Muhammed b. İshak, hadis üstatlarından dinlediklerinin 5bin men kadar olduğunu söyler. Bir men on büyük cüz kadardır. İlim uğruna ilk yolculuğuna 330 senesinde Nişaburadır. Memleketine 375 senesinde dönebilmiştir. Demek ki yolculuğu kırk beş sene sürmüş.
Urve b. Zubeyr şunları anlatır: “Muhacirlerden bir zattan bana hadis nakledilirdi, öğle sırası istirahat halinde iken gider onu bulur, kapısında bekler, çıkınca da onları ondan sorardım”.
Sa’id b. Cübeyr: “ibni Abbasla beraber geceleyin Mekke yolunda yürüyorduk. Bir taraftan da o hadis anlatıyordu. Ben de onun anlattıklarını semerin önüne kaydediyor, sabah olunca da yazıyordum”.
Ali b. Hasan b. Şakik anlattı. Soğuk bir geceydi. Abdullah b. Mübarekle beraber camiden çıkmak üzere kalktık. Kapının önünde o bana bir hadis anlattı. Bir de ben ona hatırlattım. Tekrar o başladı, anlattı, anlattı…Derken müezzin gelip sabah ezanını okudu.

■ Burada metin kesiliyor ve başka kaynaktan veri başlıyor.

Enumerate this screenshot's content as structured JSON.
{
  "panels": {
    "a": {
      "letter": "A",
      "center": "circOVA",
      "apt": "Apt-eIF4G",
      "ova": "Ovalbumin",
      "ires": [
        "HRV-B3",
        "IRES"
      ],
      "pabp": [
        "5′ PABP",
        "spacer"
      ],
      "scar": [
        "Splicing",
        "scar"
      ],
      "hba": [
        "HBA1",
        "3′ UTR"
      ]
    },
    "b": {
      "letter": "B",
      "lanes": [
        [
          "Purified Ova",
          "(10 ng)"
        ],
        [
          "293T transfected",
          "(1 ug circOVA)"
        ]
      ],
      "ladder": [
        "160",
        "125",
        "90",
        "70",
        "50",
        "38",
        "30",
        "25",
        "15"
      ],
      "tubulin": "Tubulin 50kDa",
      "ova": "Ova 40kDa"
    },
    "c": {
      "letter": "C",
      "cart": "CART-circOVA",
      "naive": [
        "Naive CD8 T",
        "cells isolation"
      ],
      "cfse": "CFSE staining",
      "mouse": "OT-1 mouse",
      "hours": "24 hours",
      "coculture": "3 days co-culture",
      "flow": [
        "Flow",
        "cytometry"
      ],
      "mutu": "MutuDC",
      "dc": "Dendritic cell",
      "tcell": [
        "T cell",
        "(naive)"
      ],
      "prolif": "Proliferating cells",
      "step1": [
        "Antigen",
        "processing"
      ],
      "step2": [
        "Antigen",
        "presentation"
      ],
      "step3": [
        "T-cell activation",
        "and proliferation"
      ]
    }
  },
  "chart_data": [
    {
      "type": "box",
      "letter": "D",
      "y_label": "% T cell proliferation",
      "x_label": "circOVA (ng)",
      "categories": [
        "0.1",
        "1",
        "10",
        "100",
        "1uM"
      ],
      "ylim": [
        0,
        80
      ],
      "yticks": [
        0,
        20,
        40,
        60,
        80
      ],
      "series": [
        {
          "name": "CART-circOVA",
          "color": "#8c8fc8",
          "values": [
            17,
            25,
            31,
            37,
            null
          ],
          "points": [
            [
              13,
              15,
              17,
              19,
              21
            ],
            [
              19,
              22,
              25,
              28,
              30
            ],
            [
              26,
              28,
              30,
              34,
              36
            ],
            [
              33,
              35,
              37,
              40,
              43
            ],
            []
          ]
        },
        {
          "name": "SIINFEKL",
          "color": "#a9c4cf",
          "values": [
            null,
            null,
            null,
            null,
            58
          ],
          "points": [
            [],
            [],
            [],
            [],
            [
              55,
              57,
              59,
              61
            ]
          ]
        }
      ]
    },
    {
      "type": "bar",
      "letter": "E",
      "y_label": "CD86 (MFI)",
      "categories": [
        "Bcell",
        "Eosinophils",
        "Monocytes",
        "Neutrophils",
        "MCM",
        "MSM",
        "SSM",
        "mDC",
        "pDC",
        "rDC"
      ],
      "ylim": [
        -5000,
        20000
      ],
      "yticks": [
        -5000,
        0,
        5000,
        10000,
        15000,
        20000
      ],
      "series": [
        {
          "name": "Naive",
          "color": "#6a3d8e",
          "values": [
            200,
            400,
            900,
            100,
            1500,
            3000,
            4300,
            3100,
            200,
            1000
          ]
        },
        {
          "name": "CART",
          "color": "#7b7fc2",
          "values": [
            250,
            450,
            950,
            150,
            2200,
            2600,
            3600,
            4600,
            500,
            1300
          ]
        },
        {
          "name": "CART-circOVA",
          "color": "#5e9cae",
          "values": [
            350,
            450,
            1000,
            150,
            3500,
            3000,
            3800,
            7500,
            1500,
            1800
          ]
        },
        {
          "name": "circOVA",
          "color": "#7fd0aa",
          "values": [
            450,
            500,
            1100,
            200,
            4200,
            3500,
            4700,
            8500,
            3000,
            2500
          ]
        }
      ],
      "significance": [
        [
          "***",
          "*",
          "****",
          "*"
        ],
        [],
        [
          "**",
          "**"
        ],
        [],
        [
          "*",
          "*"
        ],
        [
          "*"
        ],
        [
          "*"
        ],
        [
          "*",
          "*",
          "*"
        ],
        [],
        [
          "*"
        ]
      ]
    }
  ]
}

İbnü’l Kasım anlatıyor (191 de Mısırda vefat etti): “Sabahın alaca karanlığında Malike gelir, iki, üç, dört mesele sorardım. O saatte içinin açıldığını anladığım için her seher vakti gelirdim. Bir defasında başımı kapının eşiğine koyup yattım. Uyku bastırdı, uyumuşum. Malik çıkıp camiye gitmiş duymamışım. Siyah bir cariyesi beni ayağıyla iterek dedi ki: Efendin çıktı! O senin gibi gafil değildir. Bu gün kırk dokuz yaşına girmiştir de sabah namazını yasının abdestiyle kılmadığı çok az vaki olmuştur.” İbnül Kasım İmam-ı Malike çok gidip geldiği için siyah cariye Maliki onun efendisi zannetmişti. “On yedi sene Malikin kapısında kaldım. Orada ne bir ey sattım, ne de bir şey satın aldım. Yanında kaldığım bir sırada Mısıra gitmekte olan biri geldi. Ağzı burnu burkalı bir delikanlıydı. Yanımıza girdi, Malike selam verdi ve: “İbnül Kasım aranızda mı?” diye sordu. Beni gösterdiler. Gelerek gözlerimi öpmeye başladı. Onda güzel bir koku hissettim. Evlat kokusu gibi. Bir de ne göreyim oğlum değil miymiş!”. İbnül Kasım annesini, ona hamileyken terk edip çıkmıştı. Amcasının kızıydı o. Seferde çok uzun zaman kalacağı için onu dilediğini yapmakta serbest bırakmıştı. O da beklemeyi tercih etti.
Fudayl b. Iyad derki: “Çoğu kere geceleri oturur fıkıh müzakere ederdik. Çoğu kere sabah ezanı okununcaya kadar kalkmazdık”.
Hafız İbn-i Kesir Buharinin hayatını anlatırken şunları söyler: “Buhari gece uykudan uyanır, lambasını yakar, hatırına gelen faydalı bir şeyi yazardı. Sonra lambasını söndürür yatardı. Tekrar kalkar, tekrar kalkardı. Hatta bir gecede yaklaşık yirmi defa kalktığı olurdu”.
Taberi yüz yıl yaşadı. Yazdığı eserler yetmiş beşi aştı. Zekvani diyor ki: “Taberaniye çok hadis rivayet edebilmesinin hikmetini sordular; “otuz yıl hasır üzerinde uyudum” diye cevap verdi.